At least one official is “very optimistic” after Fairfield Casting LLC was sold Wednesday night.
“Out of all the possible outcomes that could have come from the auction, I think this will be very positive for Fairfield overall,” wrote Joshua Laraby, executive director of the Fairfield Economic Development Association.
In a release to the general public, he warned that information is still coming in; the sale was “commencing” on Thursday, so there are a lot of unknowns.
“We look forward to providing … information about employment opportunities and dates of when production will begin at Faircast, Inc.”

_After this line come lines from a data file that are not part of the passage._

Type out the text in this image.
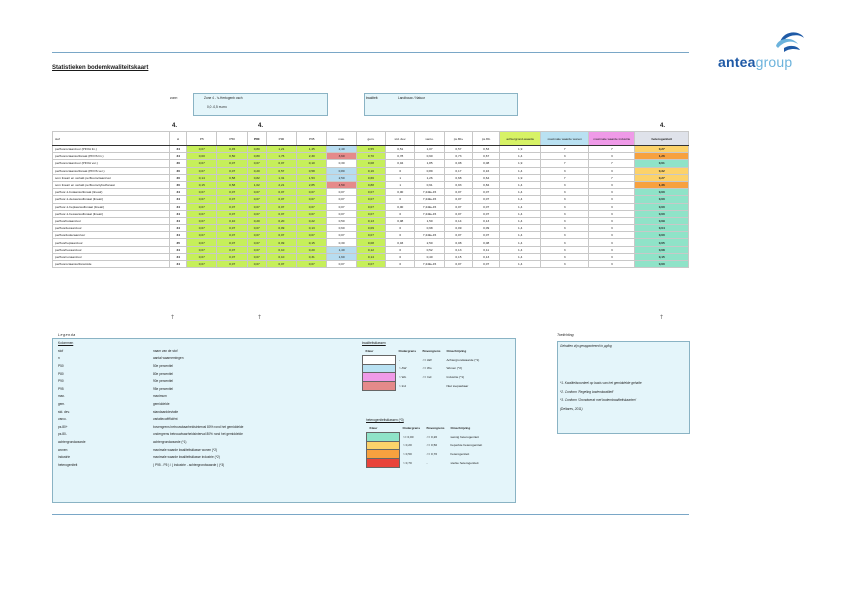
Statistieken bodemkwaliteitskaart	anteagroup
zone:	Zone 4 - 's-Hertogenb osch
0,0 -0,5 m-mv.
kwaliteit:	Landbouw / Natuur
4.	4.	4.
stof	n	P5	P50	P80	P90	P95	max.	gem.	std. dev.	varco.	ps.80+	ps.80-	achtergrond-waarde	maximale waarde wonen	maximale waarde industrie	heterogeniteit
perfluoroctaanzuur (PFOA lin.)	34	0,07	0,45	0,80	1,21	1,45	2,40	0,55	0,51	1,07	0,57	0,53	1,9	7	7	0,27
perfluoroctaansulfonaat (PFOS lin.)	34	0,00	0,50	0,80	1,76	2,30	3,60	0,70	0,78	0,90	0,73	0,67	1,4	3	3	1,26
perfluoroctaanzuur (PFOA ver.)	30	0,07	0,07	0,07	0,07	0,10	0,30	0,08	0,04	1,85	0,08	0,08	1,9	7	7	0,01
perfluoroctaansulfonaat (PFOS ver.)	30	0,07	0,07	0,20	0,57	0,58	0,80	0,16	0	0,89	0,17	0,16	1,4	3	3	0,32
som lineair en vertakt perfluoroctaanzuur	30	0,14	0,58	0,82	1,31	1,53	2,50	0,66	1	1,26	0,68	0,64	1,9	7	7	0,27
som lineair en vertakt perfluoroctylsulfonaat	30	0,15	0,58	1,02	2,21	2,85	4,50	0,88	1	0,91	0,93	0,84	1,4	3	3	1,36
perfluor-1-butaansulfonaat (lineair)	34	0,07	0,07	0,07	0,07	0,07	0,07	0,07	0,00	7,24E+15	0,07	0,07	1,4	3	3	0,00
perfluor-1-decaansulfonaat (lineair)	34	0,07	0,07	0,07	0,07	0,07	0,07	0,07	0	7,24E+15	0,07	0,07	1,4	3	3	0,00
perfluor-1-heptaansulfonaat (lineair)	34	0,07	0,07	0,07	0,07	0,07	0,07	0,07	0,00	7,24E+15	0,07	0,07	1,4	3	3	0,00
perfluor-1-hexaansulfonaat (lineair)	34	0,07	0,07	0,07	0,07	0,07	0,07	0,07	0	7,24E+15	0,07	0,07	1,4	3	3	0,00
perfluorbutaanzuur	34	0,07	0,10	0,20	0,20	0,22	0,50	0,13	0,08	1,50	0,14	0,13	1,4	3	3	0,09
perfluordecaanzuur	34	0,07	0,07	0,07	0,09	0,13	0,60	0,09	0	0,98	0,09	0,09	1,4	3	3	0,04
perfluordodecaanzuur	34	0,07	0,07	0,07	0,07	0,07	0,07	0,07	0	7,24E+15	0,07	0,07	1,4	3	3	0,00
perfluorheptaanzuur	35	0,07	0,07	0,07	0,09	0,15	0,30	0,08	0,03	2,50	0,08	0,08	1,4	3	3	0,05
perfluorhexaanzuur	34	0,07	0,07	0,07	0,10	0,20	1,40	0,12	0	0,52	0,13	0,11	1,4	3	3	0,08
perfluornonaanzuur	34	0,07	0,07	0,07	0,10	0,31	1,60	0,14	0	0,40	0,15	0,13	1,4	3	3	0,15
perfluoroctaansulfonamide	34	0,07	0,07	0,07	0,07	0,07	0,07	0,07	0	7,24E+15	0,07	0,07	1,4	3	3	0,00
🡑	🡑	🡑
Legenda
Kolommen
stof	naam van de stof
n	aantal waarnemingen
P50	50e percentiel
P80	80e percentiel
P90	90e percentiel
P95	95e percentiel
max.	maximum
gem.	gemiddelde
std. dev.	standaarddeviatie
varco.	variatiecoëfficiënt
ps.80+	bovengrens betrouwbaarheidsinterval 80% rond het gemiddelde
ps.80-	ondergrens betrouwbaarheidsinterval 80% rond het gemiddelde
achtergrondwaarde	achtergrondwaarde (*1)
wonen	maximale waarde kwaliteitsklasse wonen (*2)
industrie	maximale waarde kwaliteitsklasse industrie (*2)
heterogeniteit	( P95 - P5 ) / ( industrie - achtergrondwaarde ) (*3)
kwaliteitsklassen
Kleur	Ondergrens	Bovengrens	Omschrijving
	-	<= AW	Achtergrondwaarde (*1)
	> AW	<= Wo	Wonen (*2)
	> Wo	<= Ind	Industrie (*1)
	> Ind		Niet toepasbaar
heterogeniteitsklassen (*3)
Kleur	Ondergrens	Bovengrens	Omschrijving
	>= 0,00	<= 0,20	weinig heterogeniteit
	> 0,20	<= 0,50	beperkte heterogeniteit
	> 0,50	<= 0,70	heterogeniteit
	> 0,70	-	sterke heterogeniteit
Toelichting
Gehalten zijn gerapporteerd in µg/kg
*1. Kwaliteitsoordeel op basis van het gemiddelde gehalte
*2. Conform 'Regeling bodemkwaliteit'
*3. Conform 'Grondwerat met bodemkwaliteitskaarten'
(Deltares, 2011)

More information should be known over the next few days, he wrote. Laraby’s statement was sent to the Courier very early around 1 a.m. Thursday.
“Initial reports from the sale are positive,” Mayor Ed Malloy told the Courier Thursday morning.
”What we do know for sure,” said Laraby, “is that the operation will remain in Fairfield and that the local investment group is passionate about the long-term success and sustainability of the foundry.”
“It’s the good news we were all hoping for,” agreed Malloy. “Though we don’t know too many details, we’re happy with what we do know.”
Though he didn’t give details, he said there’d been a “cloud hanging over” the foundry for several years.
One engineer who’d spent more than 20 years with the foundry, Jeff Vorhies, said he'd had a lot of concerns about the former company and its leadership.
“Fairfield Castings used to be a decent place to work; in my opinion … that changed when Dexter sold to Revstone Industries. Things started to go downhill quickly after the sale,” he told the Courier.
He’s found a new foundry job, he said, and is happier now.
Whether there will be jobs for everyone at the new Faircast, neither Malloy nor Laraby could guess. But FEDA said they’re ready to help.
“Prior to learning who the new ownership would be, FEDA began organizing and advertising for a manufacturing job fair set for July 6 in Fairfield.
“Almost all the manufacturing companies in Fairfield have open positions and are currently hiring,” Laraby said. “Even though we are positive about the future of the foundry, FEDA has decided to continue with holding the job fair.”